Accounting may not be the first area you think of when deciding where to invest your time and resources to grow your company, but failure to do it properly could severely hurt or even end your business. From Enron to WorldCom to AIG, accounting scandals have disgraced companies for decades, but often more mundane issues could cause you to lose money, shake the confidence of your investors or scare off a potential acquirer.
Here are 5 accounting mistakes that could damage your business:
1)Not budgeting properly
Proper budgeting is essential in creating a plan for growth. In the process you set goals for where you want the business to go and create a plan for how to get there. Beyond just making sure you don’t overspend vs. your target, budgeting gives you the opportunity to decide how each dollar is spent to maximize your marginal return for the business. If your business is at an early stage, you may want to revisit your budget quarterly or even monthly, to take into account new learnings that could affect your longer-term projections, for better or worse. Some accounting software have reports that can make this a bit easier. For example, QuickBooks’ Budgets & Forecasts Reports lets you see how your company is performing and compare your actual expenses and revenues and expenses to your budgeted amounts.
2)Not defining and following accounting procedures
It is important early on to lay the foundation for a well-developed system of accounting controls. The longer you go with a messy, inconsistent or ill-defined accounting system, the harder it will be to unwind as the business grows and stakes become higher. Areas for which to define clear controls and procedures, include accounts payable, accounts receivable, payroll, cash, inventory and employee benefits.
3)Not reconciling your books with your bank accounts
If you are making mistakes with your bookkeeping, you may have a rosier picture of your business than actually exists. As such, it’s critical to reconcile your books with your bank accounts as a sanity check to make sure your idea of how the business is performing is accurate. This should be done monthly as errors or small transactions that go unrecorded can really add up over time and it then becomes a bigger project to go back and figure out what happened.
4)Not using accounting software (and not backing it up)
Using accounting software like Xero can improve accuracy of reporting and reduce the risk of user error that comes with manual reporting. The automatic capabilities of accounting software can give you access to timely data to make fast and accurate decisions and cut the time employees spend preparing financial statements. Freshbook’s website claims that you will save 192 hours a year just by using the software.

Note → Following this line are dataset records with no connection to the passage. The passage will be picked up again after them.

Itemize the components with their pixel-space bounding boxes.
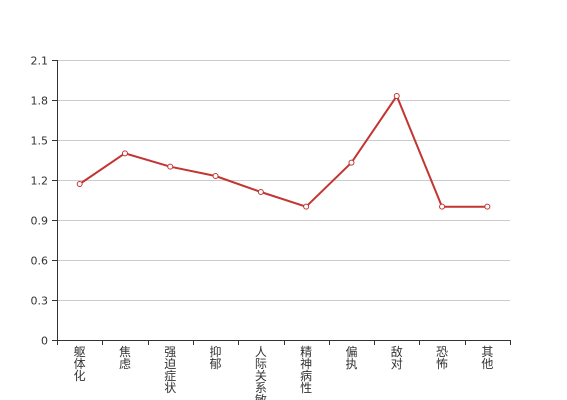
x-tick-char: 恐 <box>436 345 448 359</box>
grid-lines <box>57 60 510 301</box>
axes <box>52 60 511 345</box>
x-tick-char: 抑 <box>210 344 222 359</box>
x-tick-label: 强迫症状 <box>164 345 176 395</box>
y-tick-label: 2.1 <box>31 55 49 68</box>
y-tick-label: 0 <box>41 335 48 348</box>
x-tick-label: 偏执 <box>345 344 357 371</box>
x-tick-char: 敏 <box>255 392 267 400</box>
data-point <box>76 181 83 187</box>
x-tick-char: 际 <box>255 357 267 371</box>
series <box>76 93 491 210</box>
x-tick-char: 敌 <box>391 344 403 359</box>
x-tick-char: 执 <box>345 357 357 371</box>
x-tick-char: 躯 <box>74 344 86 359</box>
data-point <box>393 93 400 99</box>
data-point <box>348 159 355 166</box>
x-tick-char: 性 <box>300 381 312 395</box>
x-tick-char: 关 <box>255 369 267 383</box>
x-tick-label: 恐怖 <box>436 345 448 371</box>
data-point <box>439 203 446 210</box>
data-point <box>303 203 310 210</box>
x-tick-char: 神 <box>300 357 312 371</box>
x-tick-char: 精 <box>300 345 312 359</box>
x-tick-label: 抑郁 <box>210 344 222 371</box>
x-tick-label: 其他 <box>481 345 493 371</box>
y-tick-label: 1.8 <box>31 95 49 108</box>
y-tick-label: 0.6 <box>31 255 49 268</box>
x-tick-char: 偏 <box>345 344 357 359</box>
data-point <box>167 163 174 170</box>
y-tick-label: 1.5 <box>31 135 49 148</box>
y-tick-label: 0.9 <box>31 215 49 228</box>
x-tick-label: 躯体化 <box>74 344 86 383</box>
x-tick-char: 症 <box>164 368 176 383</box>
data-point <box>212 173 219 179</box>
x-tick-char: 系 <box>255 381 267 395</box>
y-tick-labels: 0 0.3 0.6 0.9 1.2 1.5 1.8 2.1 <box>31 55 49 348</box>
series-line <box>79 95 488 208</box>
x-tick-char: 迫 <box>164 357 176 371</box>
x-tick-labels: 躯体化 焦虑 强迫症状 抑郁 人际关系敏感 精神病性 偏执 敌对 恐怖 其他 <box>74 344 494 400</box>
x-tick-char: 人 <box>255 345 267 359</box>
y-tick-label: 0.3 <box>31 295 49 308</box>
data-point <box>484 203 491 210</box>
x-tick-char: 状 <box>164 381 176 395</box>
x-tick-char: 虑 <box>119 357 131 371</box>
x-tick-char: 他 <box>481 357 493 371</box>
x-tick-char: 郁 <box>210 356 222 371</box>
data-point <box>121 150 128 157</box>
x-tick-char: 焦 <box>119 345 131 359</box>
x-tick-label: 精神病性 <box>300 345 312 395</box>
x-tick-char: 强 <box>164 345 176 359</box>
x-tick-char: 体 <box>74 357 86 371</box>
x-tick-char: 化 <box>74 369 86 383</box>
x-tick-label: 敌对 <box>391 344 403 371</box>
x-tick-label: 焦虑 <box>119 345 131 371</box>
x-tick-char: 对 <box>391 357 403 371</box>
x-tick-char: 其 <box>481 345 493 359</box>
x-tick-char: 病 <box>300 368 312 383</box>
data-point <box>257 189 264 195</box>
y-tick-label: 1.2 <box>31 175 49 188</box>
x-tick-label: 人际关系敏感 <box>255 345 267 400</box>
x-tick-char: 怖 <box>436 356 448 371</box>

Using the software is not enough, however – it must be backed up on a regular basis. You should also take the time to check the backup files and ensure that all of the data was backed up and the file is not corrupted. Fortunately, most new accounting software is cloud-based, which can automatically back up your data to the cloud.
Lastly, you might consider a subscription model where you pay monthly and which will keep you from getting stuck with an outdated version you paid for in full. Zoho and Kashoo can both be found for less than $20/month.
5)Doing all your own accounting
Many small business owners try to save money by doing their own accounting, but there are several reasons why this may not be the best idea. First, it is extremely difficult for someone outside of the tax profession to keep up with the ever-changing tax code. A professional can make sure you take all of the deductions you qualify for or, conversely, not underpay your tax bill and incur penalties. An accountant can also help you in other ways such as understanding if you require an audit, ensuring that employees and independent contractors are classified correctly, overseeing payroll and payment processes and creating appropriate timelines for sending W2s and 1099 forms.
You also don’t have to find an accountant in person. New online accountants like Bench.co have made this much easier and more affordable than ever. For as little as $115 a month you can have a team of professionals handle your bookkeeping for you.